Big barbecues are one of the Carolinas’ great traditions. Church barbecues, Scout barbecues, school barbecues. I hit the brakes at the sight of a parking lot full of smoking cookers and people in long aprons.

So I read the news with sadness: A 50-year-old event, 5,000 people attending. Then: 104 people sick, and 14 people hospitalized.

The N.C. Department of Health and Human Services hasn’t finished its report yet. A cause is still unknown.

And you know every volunteer feels just as bad, if not worse, than the people who got sick.

Figuring out what caused it is tough and sometimes impossible. There’s so much to piece together, figuring out who ate what, who touched what, who brought what.

“In so many of our food outbreak investigations, it is rare when we can point to a source,” says Julie Henry, a spokesperson for DHHS.

In a big event, not every person gets sick. Some people are more vulnerable and get sicker. Genetics, age – very young or very old – and physical condition play a part.

It’s hard to even find out how many people got sick. Some may not want to raise a hand and be counted, especially in a social situation like a church.

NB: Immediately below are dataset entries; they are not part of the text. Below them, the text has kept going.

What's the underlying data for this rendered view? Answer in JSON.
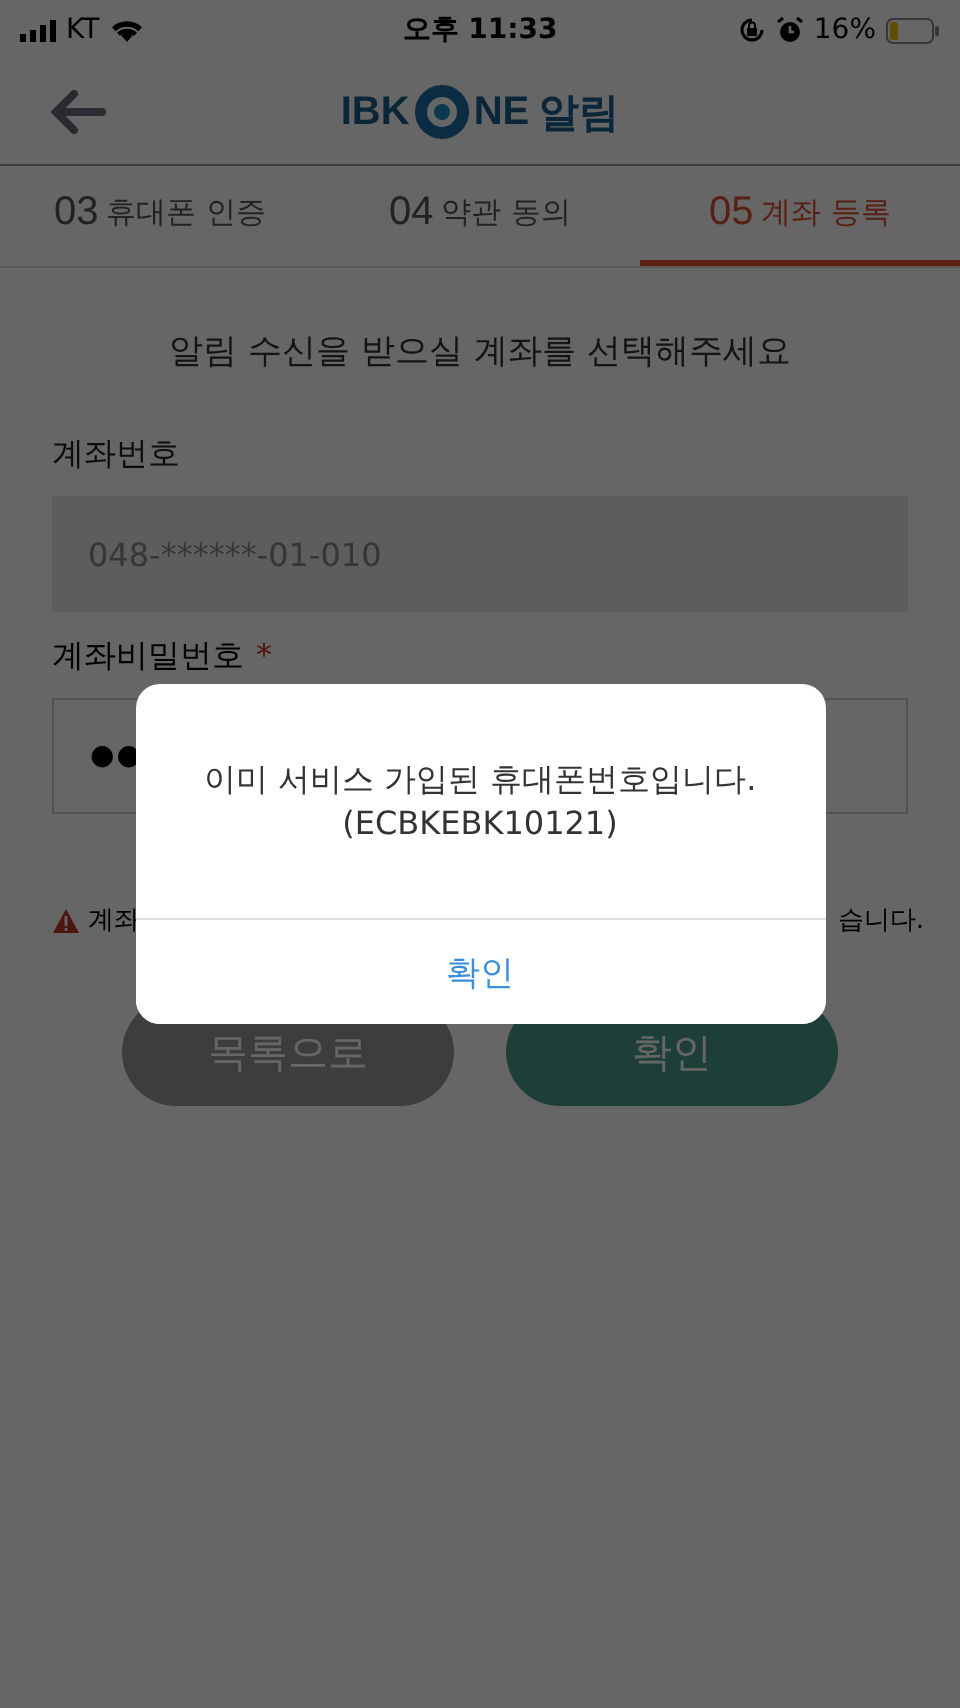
{
  "status_bar": {
    "carrier": "KT",
    "time": "오후 11:33",
    "battery": "16%"
  },
  "header": {
    "logo_text": "IBK",
    "logo_text_2": "NE",
    "logo_suffix": "알림"
  },
  "tabs": [
    {
      "number": "03",
      "label": "휴대폰 인증",
      "selected": false
    },
    {
      "number": "04",
      "label": "약관 동의",
      "selected": false
    },
    {
      "number": "05",
      "label": "계좌 등록",
      "selected": true
    }
  ],
  "prompt": "알림 수신을 받으실 계좌를 선택해주세요",
  "account": {
    "label": "계좌번호",
    "value": "048-******-01-010"
  },
  "password": {
    "label": "계좌비밀번호",
    "required_mark": "*",
    "value": "●●"
  },
  "warning": {
    "start": "계좌",
    "end": "습니다."
  },
  "buttons": [
    {
      "label": "목록으로",
      "kind": "secondary"
    },
    {
      "label": "확인",
      "kind": "primary"
    }
  ],
  "dialog": {
    "message": "이미 서비스 가입된 휴대폰번호입니다.",
    "code": "(ECBKEBK10121)",
    "button": "확인"
  }
}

Barbecue isn’t the only culprit, of course. This is the season for big feeds – fish fries, bake sales, spaghetti suppers. Then there’s that big dinner we call Thanksgiving.

All of them put us in unfamiliar roles, using equipment we don’t know or cooking foods we don’t handle often.

“You get into this weird cultural situation,” says Ben Chapman, the food safety specialist for N.C. Cooperative Extension and N.C. State University. “It’s territorial.”

You might have someone who doesn’t have the knowledge or experience – or someone who says they know how to handle food, but their information isn’t up to date.

There’s also the whole touchiness issue around food safety. Boy, have I been there. You see something you know isn’t quite right, but you don’t want to be a spoil sport or hurt someone’s feelings. So you look the other way.

A big cause of problems often isn’t even the food, says Chapman. It may be a sick volunteer or restaurant worker.

“If someone is sick or is just getting over it, they shouldn’t be food-handling at all,” Chapman says. “Outbreak after outbreak, we see someone who wanted to volunteer and showed up (sick).”

After the Shelby outbreak, Chapman put together a food-safety information sheet with the main tips for how to be safe. Find it at www.foodsafetyinfosheets.org.

And consider asking your county extension service or health department for advice.

“I think people are afraid of the health department,” Chapman admits. “But that proactive discussion can save an outbreak of 130 people.”